Rachel Wyse presents live GAA on Sky Sports throughout the summer. Coverage on Sky continues next Saturday

Irish women who forged media careers abroad

Laura Whitmore

Laura Whitmore

Laura rose through the ranks at blinding speed, from a Newstalk internship to MTV, to ITV, all in a few short years.

Bray-born Laura studied at the Leinster School of Music and Drama as a teenager and landed in MTV in 2008, after winning an open competition for a presenting role.

She carried the Olympic Torch in London in 2012 and last year was a celebrity contestant on the BBC's 2016 series of Strictly Come Dancing.

She's been linked to Game Of Thrones star Richard Madden and Danny O'Reilly from The Coronas. She lives in Camden, London.

Orla Guerin

BBC's Orla Guerin

After starting out in print journalism, Orla, from Dublin, made a career as RTE's youngest-ever foreign correspondent - she was sent to Eastern Europe when she was just 23.

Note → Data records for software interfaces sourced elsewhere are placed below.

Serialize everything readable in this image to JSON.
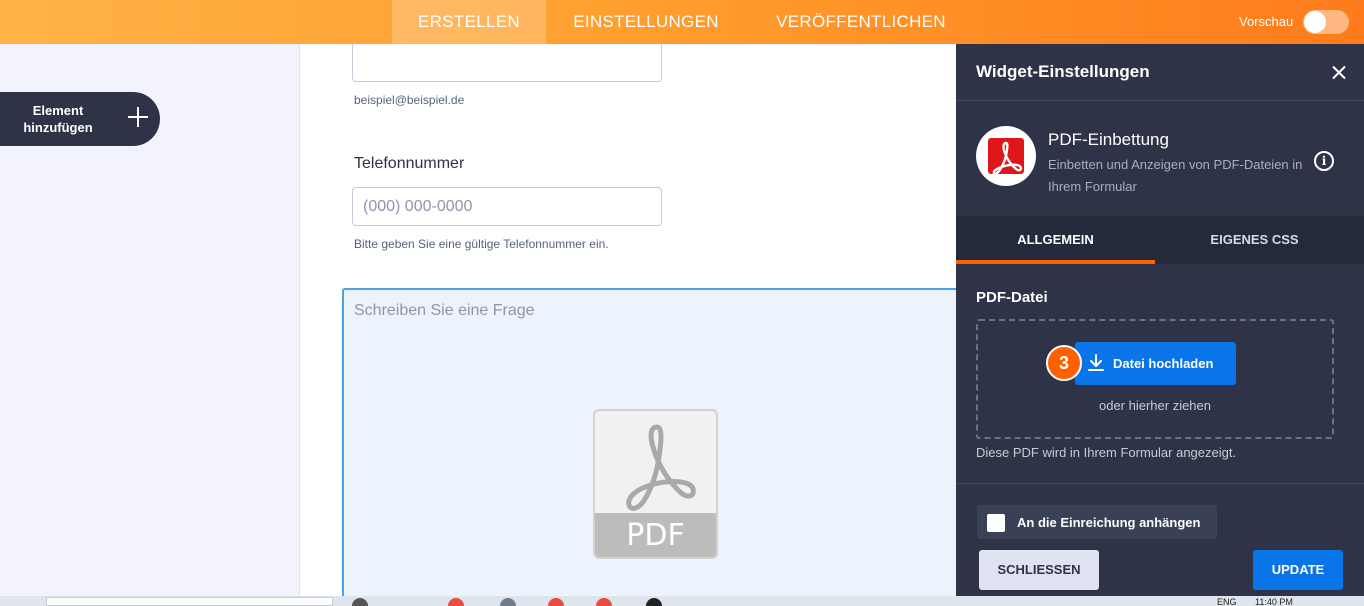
{
  "topbar": {
    "tabs": [
      {
        "label": "ERSTELLEN",
        "active": true
      },
      {
        "label": "EINSTELLUNGEN",
        "active": false
      },
      {
        "label": "VERÖFFENTLICHEN",
        "active": false
      }
    ],
    "preview_label": "Vorschau",
    "preview_enabled": false
  },
  "sidebar": {
    "add_element_label": "Element hinzufügen"
  },
  "form": {
    "email_hint": "beispiel@beispiel.de",
    "phone_label": "Telefonnummer",
    "phone_placeholder": "(000) 000-0000",
    "phone_hint": "Bitte geben Sie eine gültige Telefonnummer ein.",
    "question_placeholder": "Schreiben Sie eine Frage",
    "pdf_placeholder_text": "PDF"
  },
  "panel": {
    "title": "Widget-Einstellungen",
    "widget_name": "PDF-Einbettung",
    "widget_description": "Einbetten und Anzeigen von PDF-Dateien in Ihrem Formular",
    "tabs": [
      {
        "label": "ALLGEMEIN",
        "active": true
      },
      {
        "label": "EIGENES CSS",
        "active": false
      }
    ],
    "pdf_field_label": "PDF-Datei",
    "upload_button_label": "Datei hochladen",
    "step_badge": "3",
    "drag_text": "oder hierher ziehen",
    "field_help": "Diese PDF wird in Ihrem Formular angezeigt.",
    "attach_label": "An die Einreichung anhängen",
    "attach_checked": false,
    "close_button_label": "SCHLIESSEN",
    "update_button_label": "UPDATE"
  },
  "taskbar": {
    "language": "ENG",
    "time": "11:40 PM"
  },
  "colors": {
    "accent_orange": "#ff6100",
    "primary_blue": "#0a75e8",
    "panel_bg": "#2e3347"
  }
}
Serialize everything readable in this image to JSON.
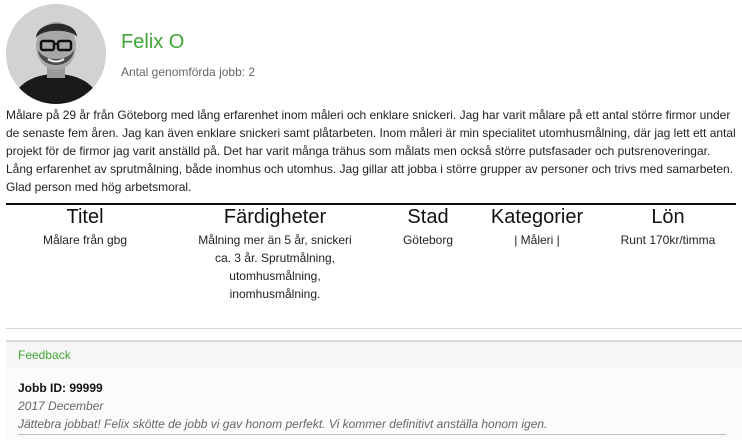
{
  "profile": {
    "name": "Felix O",
    "jobs_label": "Antal genomförda jobb: 2",
    "bio": "Målare på 29 år från Göteborg med lång erfarenhet inom måleri och enklare snickeri. Jag har varit målare på ett antal större firmor under de senaste fem åren. Jag kan även enklare snickeri samt plåtarbeten. Inom måleri är min specialitet utomhusmålning, där jag lett ett antal projekt för de firmor jag varit anställd på. Det har varit många trähus som målats men också större putsfasader och putsrenoveringar. Lång erfarenhet av sprutmålning, både inomhus och utomhus. Jag gillar att jobba i större grupper av personer och trivs med samarbeten. Glad person med hög arbetsmoral."
  },
  "table": {
    "columns": [
      {
        "header": "Titel",
        "value": "Målare från gbg"
      },
      {
        "header": "Färdigheter",
        "value": "Målning mer än 5 år, snickeri ca. 3 år. Sprutmålning, utomhusmålning, inomhusmålning."
      },
      {
        "header": "Stad",
        "value": "Göteborg"
      },
      {
        "header": "Kategorier",
        "value": "| Måleri |"
      },
      {
        "header": "Lön",
        "value": "Runt 170kr/timma"
      }
    ]
  },
  "feedback": {
    "section_label": "Feedback",
    "items": [
      {
        "job_id": "Jobb ID: 99999",
        "date": "2017 December",
        "text": "Jättebra jobbat! Felix skötte de jobb vi gav honom perfekt. Vi kommer definitivt anställa honom igen."
      }
    ]
  },
  "colors": {
    "accent": "#3fa535"
  }
}
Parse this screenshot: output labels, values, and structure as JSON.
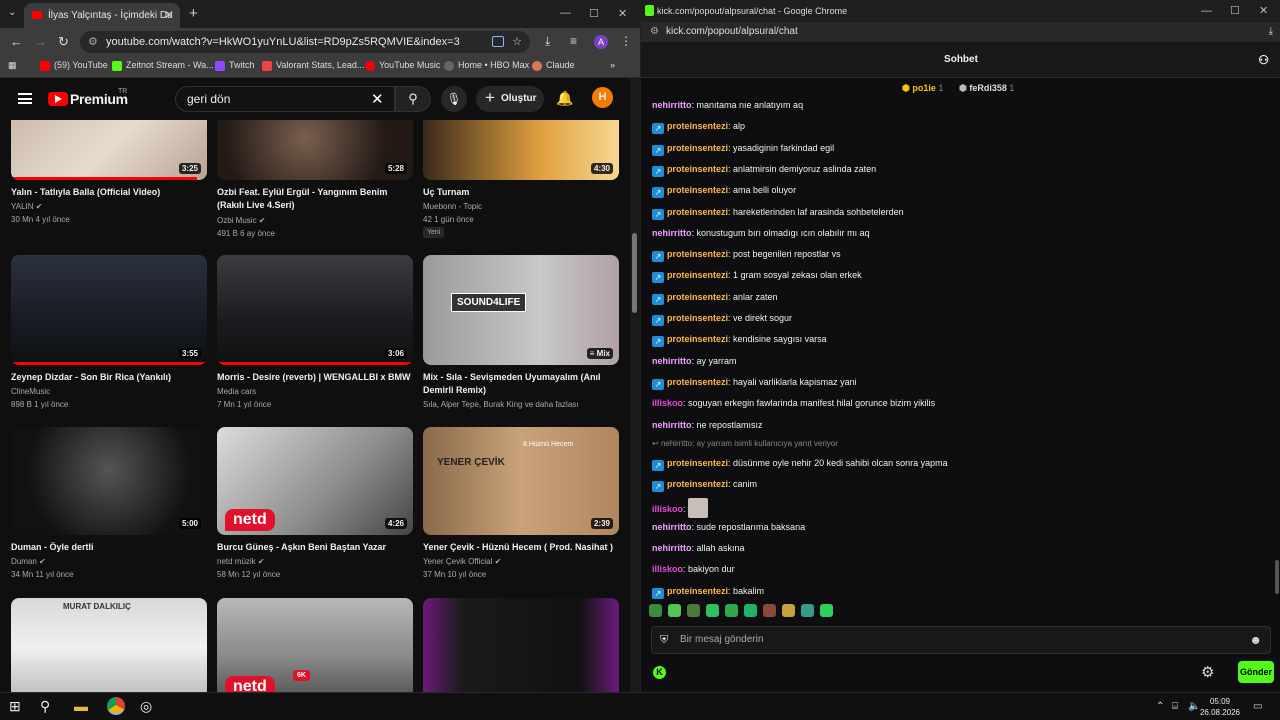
{
  "left_window": {
    "tab_title": "İlyas Yalçıntaş - İçimdeki Du",
    "url": "youtube.com/watch?v=HkWO1yuYnLU&list=RD9pZs5RQMVIE&index=3",
    "account_initial": "A",
    "bookmarks": [
      {
        "label": "(59) YouTube",
        "color": "#f00"
      },
      {
        "label": "Zeitnot Stream - Wa...",
        "color": "#53fc18"
      },
      {
        "label": "Twitch",
        "color": "#9146ff"
      },
      {
        "label": "Valorant Stats, Lead...",
        "color": "#e44"
      },
      {
        "label": "YouTube Music",
        "color": "#f00"
      },
      {
        "label": "Home • HBO Max",
        "color": "#666"
      },
      {
        "label": "Claude",
        "color": "#d97757"
      }
    ]
  },
  "youtube": {
    "logo_text": "Premium",
    "region": "TR",
    "search_value": "geri dön",
    "create_label": "Oluştur",
    "avatar_initial": "H",
    "videos": [
      {
        "title": "Yalın - Tatlıyla Balla (Official Video)",
        "channel": "YALIN",
        "meta": "30 Mn   4 yıl önce",
        "duration": "3:25",
        "verified": true,
        "progress": 0.95
      },
      {
        "title": "Ozbi Feat. Eylül Ergül - Yangınım Benim (Rakılı Live 4.Seri)",
        "channel": "Ozbi Music",
        "meta": "491 B   6 ay önce",
        "duration": "5:28",
        "verified": true,
        "progress": 0.0
      },
      {
        "title": "Uç Turnam",
        "channel": "Muebonn - Topic",
        "meta": "42   1 gün önce",
        "duration": "4:30",
        "verified": false,
        "badge": "Yeni",
        "progress": 0.0
      },
      {
        "title": "Zeynep Dizdar - Son Bir Rica (Yankılı)",
        "channel": "ClineMusic",
        "meta": "898 B   1 yıl önce",
        "duration": "3:55",
        "verified": false,
        "progress": 1.0
      },
      {
        "title": "Morris - Desire (reverb) | WENGALLBI x BMW",
        "channel": "Media cars",
        "meta": "7 Mn   1 yıl önce",
        "duration": "3:06",
        "verified": false,
        "progress": 1.0
      },
      {
        "title": "Mix - Sıla - Sevişmeden Uyumayalım (Anıl Demirli Remix)",
        "channel": "Sıla, Alper Tepe, Burak King ve daha fazlası",
        "meta": "",
        "duration": "Mix",
        "verified": false,
        "progress": 0.0
      },
      {
        "title": "Duman - Öyle dertli",
        "channel": "Duman",
        "meta": "34 Mn   11 yıl önce",
        "duration": "5:00",
        "verified": true,
        "progress": 0.0
      },
      {
        "title": "Burcu Güneş - Aşkın Beni Baştan Yazar",
        "channel": "netd müzik",
        "meta": "58 Mn   12 yıl önce",
        "duration": "4:26",
        "verified": true,
        "progress": 0.0
      },
      {
        "title": "Yener Çevik - Hüznü Hecem ( Prod. Nasihat )",
        "channel": "Yener Çevik Official",
        "meta": "37 Mn   10 yıl önce",
        "duration": "2:39",
        "verified": true,
        "progress": 0.0
      }
    ],
    "thumb_texts": {
      "sound4life": "SOUND4LIFE",
      "netd": "netd",
      "yener_album": "YENER ÇEVİK",
      "yener_track": "8.Hüznü Hecem",
      "murat": "MURAT DALKILIÇ",
      "sixk": "6K"
    }
  },
  "right_window": {
    "title": "kick.com/popout/alpsural/chat - Google Chrome",
    "url": "kick.com/popout/alpsural/chat",
    "chat_title": "Sohbet",
    "pinned": [
      {
        "name": "po1ie",
        "rank": "1"
      },
      {
        "name": "feRdi358",
        "rank": "1"
      }
    ],
    "messages": [
      {
        "user": "nehirritto",
        "text": "manıtama nıe anlatıyım aq",
        "badge": false,
        "color": "#f3a0ff"
      },
      {
        "user": "proteinsentezi",
        "text": "alp",
        "badge": true,
        "color": "#ffb74d"
      },
      {
        "user": "proteinsentezi",
        "text": "yasadiginin farkindad egil",
        "badge": true,
        "color": "#ffb74d"
      },
      {
        "user": "proteinsentezi",
        "text": "anlatmirsin demiyoruz aslinda zaten",
        "badge": true,
        "color": "#ffb74d"
      },
      {
        "user": "proteinsentezi",
        "text": "ama belli oluyor",
        "badge": true,
        "color": "#ffb74d"
      },
      {
        "user": "proteinsentezi",
        "text": "hareketlerinden laf arasinda sohbetelerden",
        "badge": true,
        "color": "#ffb74d"
      },
      {
        "user": "nehirritto",
        "text": "konustugum bırı olmadıgı ıcın olabılır mı aq",
        "badge": false,
        "color": "#f3a0ff"
      },
      {
        "user": "proteinsentezi",
        "text": "post begenileri repostlar vs",
        "badge": true,
        "color": "#ffb74d"
      },
      {
        "user": "proteinsentezi",
        "text": "1 gram sosyal zekası olan erkek",
        "badge": true,
        "color": "#ffb74d"
      },
      {
        "user": "proteinsentezi",
        "text": "anlar zaten",
        "badge": true,
        "color": "#ffb74d"
      },
      {
        "user": "proteinsentezi",
        "text": "ve direkt sogur",
        "badge": true,
        "color": "#ffb74d"
      },
      {
        "user": "proteinsentezi",
        "text": "kendisine saygısı varsa",
        "badge": true,
        "color": "#ffb74d"
      },
      {
        "user": "nehirritto",
        "text": "ay yarram",
        "badge": false,
        "color": "#f3a0ff"
      },
      {
        "user": "proteinsentezi",
        "text": "hayali varliklarla kapismaz yani",
        "badge": true,
        "color": "#ffb74d"
      },
      {
        "user": "illiskoo",
        "text": "soguyan erkegin fawlarinda manifest hilal gorunce bizim yikilis",
        "badge": false,
        "color": "#e54bd8"
      },
      {
        "user": "nehirritto",
        "text": "ne repostlamısız",
        "badge": false,
        "color": "#f3a0ff"
      },
      {
        "user": "proteinsentezi",
        "text": "düsünme oyle nehir 20 kedi sahibi olcan sonra yapma",
        "badge": true,
        "color": "#ffb74d"
      },
      {
        "user": "proteinsentezi",
        "text": "canim",
        "badge": true,
        "color": "#ffb74d"
      },
      {
        "user": "illiskoo",
        "text": "",
        "badge": false,
        "color": "#e54bd8"
      },
      {
        "user": "nehirritto",
        "text": "sude repostlarıma baksana",
        "badge": false,
        "color": "#f3a0ff"
      },
      {
        "user": "nehirritto",
        "text": "allah askına",
        "badge": false,
        "color": "#f3a0ff"
      },
      {
        "user": "illiskoo",
        "text": "bakiyon dur",
        "badge": false,
        "color": "#e54bd8"
      },
      {
        "user": "proteinsentezi",
        "text": "bakalim",
        "badge": true,
        "color": "#ffb74d"
      }
    ],
    "reply_note": "nehirritto: ay yarram isimli kullanıcıya yanıt veriyor",
    "input_placeholder": "Bir mesaj gönderin",
    "send_label": "Gönder"
  },
  "taskbar": {
    "time": "05:09",
    "date": "26.08.2026"
  }
}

She left RTE to run for the Labour party but did not win a seat.

She then joined the BBC and forged an international reputation with her incredibly evocative war pieces. A decade after arriving in London, she was awarded an MBE.

Ruth O'Neill

Ruth O'Neill

Castleknock woman Ruth worked in Los Angeles from 2010 to 2015, where she gained experience as an associate producer for ABC News and as a reporter for E! News and E! Online.

In 2015, she moved back to Ireland, but after nothing really took off for her here, she decided to make the move to New York city.

The blonde beauty was about to leave for New York when she got a call from Xpose asking to cover maternity leave for six months - she rejected the offer and moved to New York.

But, while she was over there, TV3 came knocking again and she decided it was too good of an opportunity to turn down, so she returned home to host TV3's Xpose.

She most recently said that this was a mistake, as she missed her friends in the States so much. She now has her sights set on working in London.